Remember these guys? They're the science ants who have been shooting particles down a tunnel that would be the envy of any hive in the world.
They're the physicists of CERN, the European Organization for Nuclear Research, and they just sent some sub-atomic neutrinos, emanating from their particle accelerator outside Geneva, to a cavern underneath Gran Sasso in Italy — a distance of 454 miles — at a speed about 60 nanoseconds faster than it would take a light beam to travel the same distance. That amounts to a speed greater than light by about 25 parts in a million.
Not much of a difference, but if the speed holds up, it will confine Einstein's theory of relativity to a world without neutrinos.
I've been expecting something like that to happen.
I went to a Catholic high school run by the Christian Brothers, and thought I was getting a good education, until I competed to get into Rice University with kids who'd had a real education in math. There were questions on the exam I couldn't even read, let alone answer. Probably the only person in the world with as low an opinion of Catholic education as mine is Pierce Brosnan, who also went to a Christian Brothers school.

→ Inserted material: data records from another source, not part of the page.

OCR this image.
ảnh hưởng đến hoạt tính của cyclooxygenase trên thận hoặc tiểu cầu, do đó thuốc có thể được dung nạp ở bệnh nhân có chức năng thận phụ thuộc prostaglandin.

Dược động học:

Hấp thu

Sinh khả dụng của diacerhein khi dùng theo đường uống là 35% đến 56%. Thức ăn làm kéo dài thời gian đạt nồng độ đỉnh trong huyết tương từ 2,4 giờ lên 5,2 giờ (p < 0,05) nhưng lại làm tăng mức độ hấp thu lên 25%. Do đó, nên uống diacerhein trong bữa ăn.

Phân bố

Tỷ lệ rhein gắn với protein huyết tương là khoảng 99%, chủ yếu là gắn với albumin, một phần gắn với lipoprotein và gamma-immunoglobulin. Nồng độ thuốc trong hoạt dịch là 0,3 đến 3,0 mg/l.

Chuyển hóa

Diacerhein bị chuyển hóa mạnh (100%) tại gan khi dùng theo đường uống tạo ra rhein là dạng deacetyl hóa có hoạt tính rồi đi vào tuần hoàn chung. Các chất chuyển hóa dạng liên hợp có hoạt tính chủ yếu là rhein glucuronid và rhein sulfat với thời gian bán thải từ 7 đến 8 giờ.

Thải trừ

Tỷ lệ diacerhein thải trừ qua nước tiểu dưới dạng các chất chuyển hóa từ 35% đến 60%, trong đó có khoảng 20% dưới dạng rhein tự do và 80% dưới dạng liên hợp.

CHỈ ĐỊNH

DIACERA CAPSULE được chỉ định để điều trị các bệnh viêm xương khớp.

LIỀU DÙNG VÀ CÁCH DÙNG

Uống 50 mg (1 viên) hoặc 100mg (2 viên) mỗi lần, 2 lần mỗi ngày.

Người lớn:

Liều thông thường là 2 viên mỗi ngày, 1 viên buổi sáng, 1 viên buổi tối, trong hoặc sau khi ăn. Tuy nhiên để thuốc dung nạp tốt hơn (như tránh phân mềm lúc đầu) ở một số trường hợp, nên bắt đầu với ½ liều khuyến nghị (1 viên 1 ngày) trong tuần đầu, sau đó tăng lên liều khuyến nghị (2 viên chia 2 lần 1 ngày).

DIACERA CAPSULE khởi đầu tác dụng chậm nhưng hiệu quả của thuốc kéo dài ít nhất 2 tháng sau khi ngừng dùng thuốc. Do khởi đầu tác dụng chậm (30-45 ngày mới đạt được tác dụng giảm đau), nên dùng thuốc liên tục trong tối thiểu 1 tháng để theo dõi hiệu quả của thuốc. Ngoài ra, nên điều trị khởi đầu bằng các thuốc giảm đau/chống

When I started college, I was still struggling with math. I took Calculus three times. First time I made a B, so I took it over and made a C. I gave my daughter a copy of that college transcript last year so she'll never have to worry about what I think about her math grades.
I dropped out of college my senior year, bummed around until I got drafted, and spent some time in and out of the Army in Germany. Along the way, I met one of the most important people in my life, a guy named Joe Farina, who went through advanced training with me in San Antonio. Farina was working for Lockheed at NASA and doing a six-month hitch in the Reserves. At the end of our training, he went back to Houston and I shipped out for Germany. We corresponded while I was in the Army, and, when I returned to Galveston from Europe, we spent the summer hanging out at the beach and the Galvez Hotel pool. That summer, he taught me the fundamental concepts of math I should have learned when I was a kid.
Farina worked with a guy named George who had a theory about Einstein's equations I found fascinating. According to George, the reason those electrons couldn't go faster than the speed of light wasn't that they got denser the way Einstein said. It was because they started to wobble.
So I was thinking about George yesterday when I heard about those super-fast neutrinos. Thinking maybe those neutrinos fly straight. But mainly I was thinking about Joe Farina and about how in just a couple of months one guy could undo 4 years of harm caused by a bunch of incompetent educators. I owe him more than he will ever know.